İsveç’te, sosyal demokrat İskandinav modelinin kalesi, Eylül ortasında yıkıldı. İktidarı sağ blok ele geçirdi. Asıl önemlisi bu değişimde, Neo-Nazilerin devamı olan siyasi hareketin, İsveç Demokratlarının oynadığı rol ve aldığı oy. Göçmen karşıtlığı bilenen bu hareket yüzde 20 oyla parlamentoda çoğunluğu oluşturan sağ partiler bloku içindeki en büyük parti oldu, hükümeti belirleyecek güce erişti.
Ve en nihayet geçen hafta sonu İtalya. İtalya’nın Kardeşleri hareketi ve lideri Meloni yüzde 26’yla seçimleri birinci sırada tamamladı. Amiral gemisini bu faşist hareketin oluşturduğu sağ ittifak (Salvini’nin Kuzey İtalya’nın ülkeden ayrılmasını savunan ‘Lig’ hareketi ve Berlusconi’nin Forza Italya’sıyla), 44-45’e ulaşmış durumda. Faşizm kabusunun, doğum yeri İtalya’ya yeniden toplumsal destek bulması ve seçimlerden birinci parti çıkması son derece sarsıcı bir durum.
Avrupa aslında bir çok noktada demokrasi açısından delik deşik.
Polonya’da Kaczynski, Macaristan’da Orban demokrasinin sınırlarını her anlamda zorlayan popülist liderler.

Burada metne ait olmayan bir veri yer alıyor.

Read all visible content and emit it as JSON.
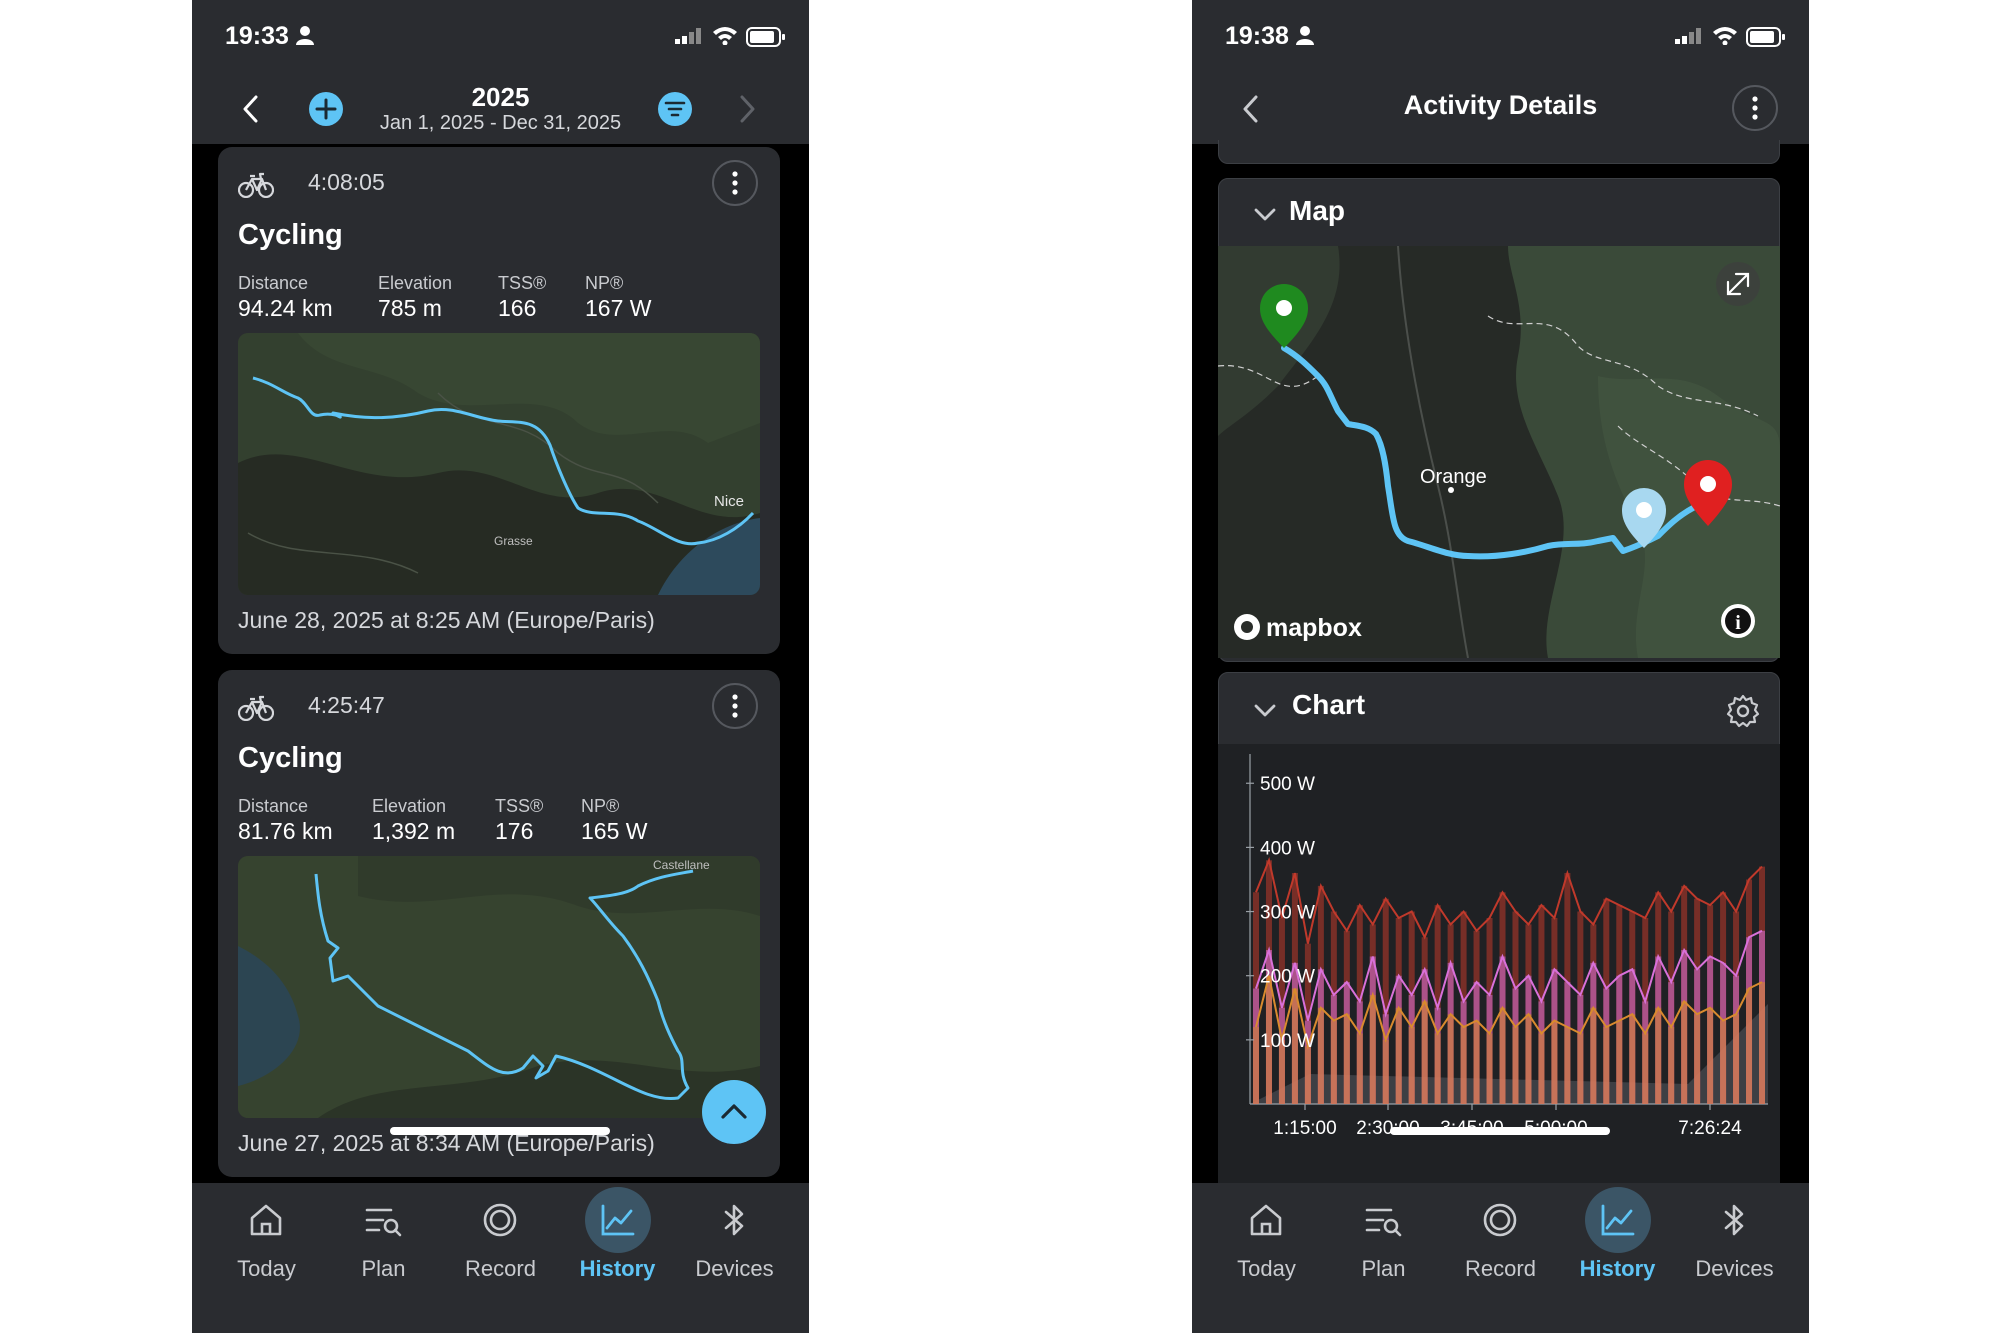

Danimarka, Hollanda, Avusturya güçlü ırkçı partilerin bulunduğu ülkeler.
Artan ekonomik kriz, enflasyon, yüksek işsizlik oranları, yerleşik kurumlara yönelik tepkiyi ve öfkeyi besliyor. Tek kültür hegemonyası eğilimiyle ortaya çıkan göçmen ve öteki düşmanlığı. Bu faktörler yukarıdaki örneklerin ortak unsuru.

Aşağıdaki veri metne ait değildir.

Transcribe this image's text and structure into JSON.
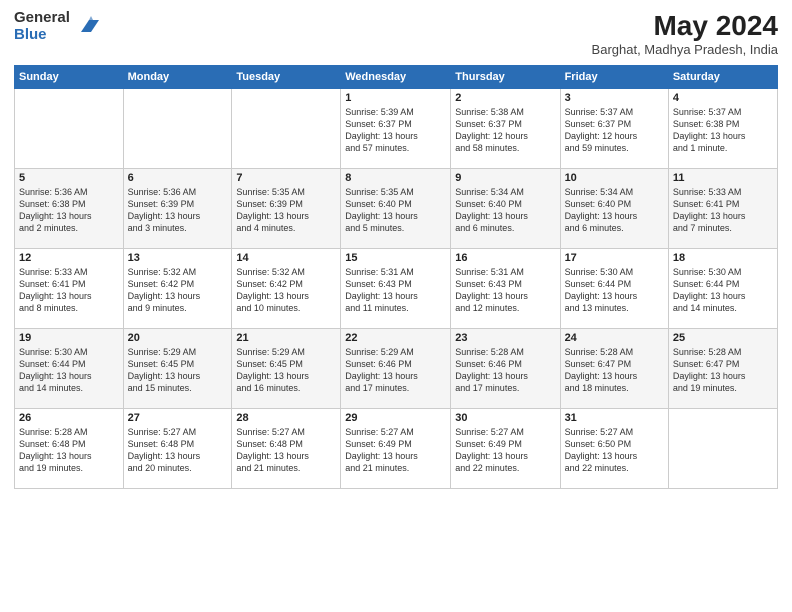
{
  "header": {
    "logo_general": "General",
    "logo_blue": "Blue",
    "main_title": "May 2024",
    "subtitle": "Barghat, Madhya Pradesh, India"
  },
  "calendar": {
    "days_of_week": [
      "Sunday",
      "Monday",
      "Tuesday",
      "Wednesday",
      "Thursday",
      "Friday",
      "Saturday"
    ],
    "weeks": [
      [
        {
          "day": "",
          "info": ""
        },
        {
          "day": "",
          "info": ""
        },
        {
          "day": "",
          "info": ""
        },
        {
          "day": "1",
          "info": "Sunrise: 5:39 AM\nSunset: 6:37 PM\nDaylight: 13 hours\nand 57 minutes."
        },
        {
          "day": "2",
          "info": "Sunrise: 5:38 AM\nSunset: 6:37 PM\nDaylight: 12 hours\nand 58 minutes."
        },
        {
          "day": "3",
          "info": "Sunrise: 5:37 AM\nSunset: 6:37 PM\nDaylight: 12 hours\nand 59 minutes."
        },
        {
          "day": "4",
          "info": "Sunrise: 5:37 AM\nSunset: 6:38 PM\nDaylight: 13 hours\nand 1 minute."
        }
      ],
      [
        {
          "day": "5",
          "info": "Sunrise: 5:36 AM\nSunset: 6:38 PM\nDaylight: 13 hours\nand 2 minutes."
        },
        {
          "day": "6",
          "info": "Sunrise: 5:36 AM\nSunset: 6:39 PM\nDaylight: 13 hours\nand 3 minutes."
        },
        {
          "day": "7",
          "info": "Sunrise: 5:35 AM\nSunset: 6:39 PM\nDaylight: 13 hours\nand 4 minutes."
        },
        {
          "day": "8",
          "info": "Sunrise: 5:35 AM\nSunset: 6:40 PM\nDaylight: 13 hours\nand 5 minutes."
        },
        {
          "day": "9",
          "info": "Sunrise: 5:34 AM\nSunset: 6:40 PM\nDaylight: 13 hours\nand 6 minutes."
        },
        {
          "day": "10",
          "info": "Sunrise: 5:34 AM\nSunset: 6:40 PM\nDaylight: 13 hours\nand 6 minutes."
        },
        {
          "day": "11",
          "info": "Sunrise: 5:33 AM\nSunset: 6:41 PM\nDaylight: 13 hours\nand 7 minutes."
        }
      ],
      [
        {
          "day": "12",
          "info": "Sunrise: 5:33 AM\nSunset: 6:41 PM\nDaylight: 13 hours\nand 8 minutes."
        },
        {
          "day": "13",
          "info": "Sunrise: 5:32 AM\nSunset: 6:42 PM\nDaylight: 13 hours\nand 9 minutes."
        },
        {
          "day": "14",
          "info": "Sunrise: 5:32 AM\nSunset: 6:42 PM\nDaylight: 13 hours\nand 10 minutes."
        },
        {
          "day": "15",
          "info": "Sunrise: 5:31 AM\nSunset: 6:43 PM\nDaylight: 13 hours\nand 11 minutes."
        },
        {
          "day": "16",
          "info": "Sunrise: 5:31 AM\nSunset: 6:43 PM\nDaylight: 13 hours\nand 12 minutes."
        },
        {
          "day": "17",
          "info": "Sunrise: 5:30 AM\nSunset: 6:44 PM\nDaylight: 13 hours\nand 13 minutes."
        },
        {
          "day": "18",
          "info": "Sunrise: 5:30 AM\nSunset: 6:44 PM\nDaylight: 13 hours\nand 14 minutes."
        }
      ],
      [
        {
          "day": "19",
          "info": "Sunrise: 5:30 AM\nSunset: 6:44 PM\nDaylight: 13 hours\nand 14 minutes."
        },
        {
          "day": "20",
          "info": "Sunrise: 5:29 AM\nSunset: 6:45 PM\nDaylight: 13 hours\nand 15 minutes."
        },
        {
          "day": "21",
          "info": "Sunrise: 5:29 AM\nSunset: 6:45 PM\nDaylight: 13 hours\nand 16 minutes."
        },
        {
          "day": "22",
          "info": "Sunrise: 5:29 AM\nSunset: 6:46 PM\nDaylight: 13 hours\nand 17 minutes."
        },
        {
          "day": "23",
          "info": "Sunrise: 5:28 AM\nSunset: 6:46 PM\nDaylight: 13 hours\nand 17 minutes."
        },
        {
          "day": "24",
          "info": "Sunrise: 5:28 AM\nSunset: 6:47 PM\nDaylight: 13 hours\nand 18 minutes."
        },
        {
          "day": "25",
          "info": "Sunrise: 5:28 AM\nSunset: 6:47 PM\nDaylight: 13 hours\nand 19 minutes."
        }
      ],
      [
        {
          "day": "26",
          "info": "Sunrise: 5:28 AM\nSunset: 6:48 PM\nDaylight: 13 hours\nand 19 minutes."
        },
        {
          "day": "27",
          "info": "Sunrise: 5:27 AM\nSunset: 6:48 PM\nDaylight: 13 hours\nand 20 minutes."
        },
        {
          "day": "28",
          "info": "Sunrise: 5:27 AM\nSunset: 6:48 PM\nDaylight: 13 hours\nand 21 minutes."
        },
        {
          "day": "29",
          "info": "Sunrise: 5:27 AM\nSunset: 6:49 PM\nDaylight: 13 hours\nand 21 minutes."
        },
        {
          "day": "30",
          "info": "Sunrise: 5:27 AM\nSunset: 6:49 PM\nDaylight: 13 hours\nand 22 minutes."
        },
        {
          "day": "31",
          "info": "Sunrise: 5:27 AM\nSunset: 6:50 PM\nDaylight: 13 hours\nand 22 minutes."
        },
        {
          "day": "",
          "info": ""
        }
      ]
    ]
  }
}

Tüm bunlardan bir sonuç çıkar nasıl?
Avrupa Birliği, onu doğuran Avrupa projesi ve liberal Batı değerleri, 1918-1939 evresinden sonra bir kez daha ciddi bir kriz yaşıyor. Çağdaş Avrupa’nın temelleri faşizm deneyiminin ürettiği hüsran, buna karşı alınan önlemler ve savaş karşıtlığı üzerine kurulmuştu. Avrupa Birliği’nin fikri, demir-çeliğin, silah üretimini sınırlanması ve denetlemesiyle start almıştı. Avrupa projesi, liberal demokratik erdem ve kriterlerle iç içe giren entegre Avrupa yaratmaktı.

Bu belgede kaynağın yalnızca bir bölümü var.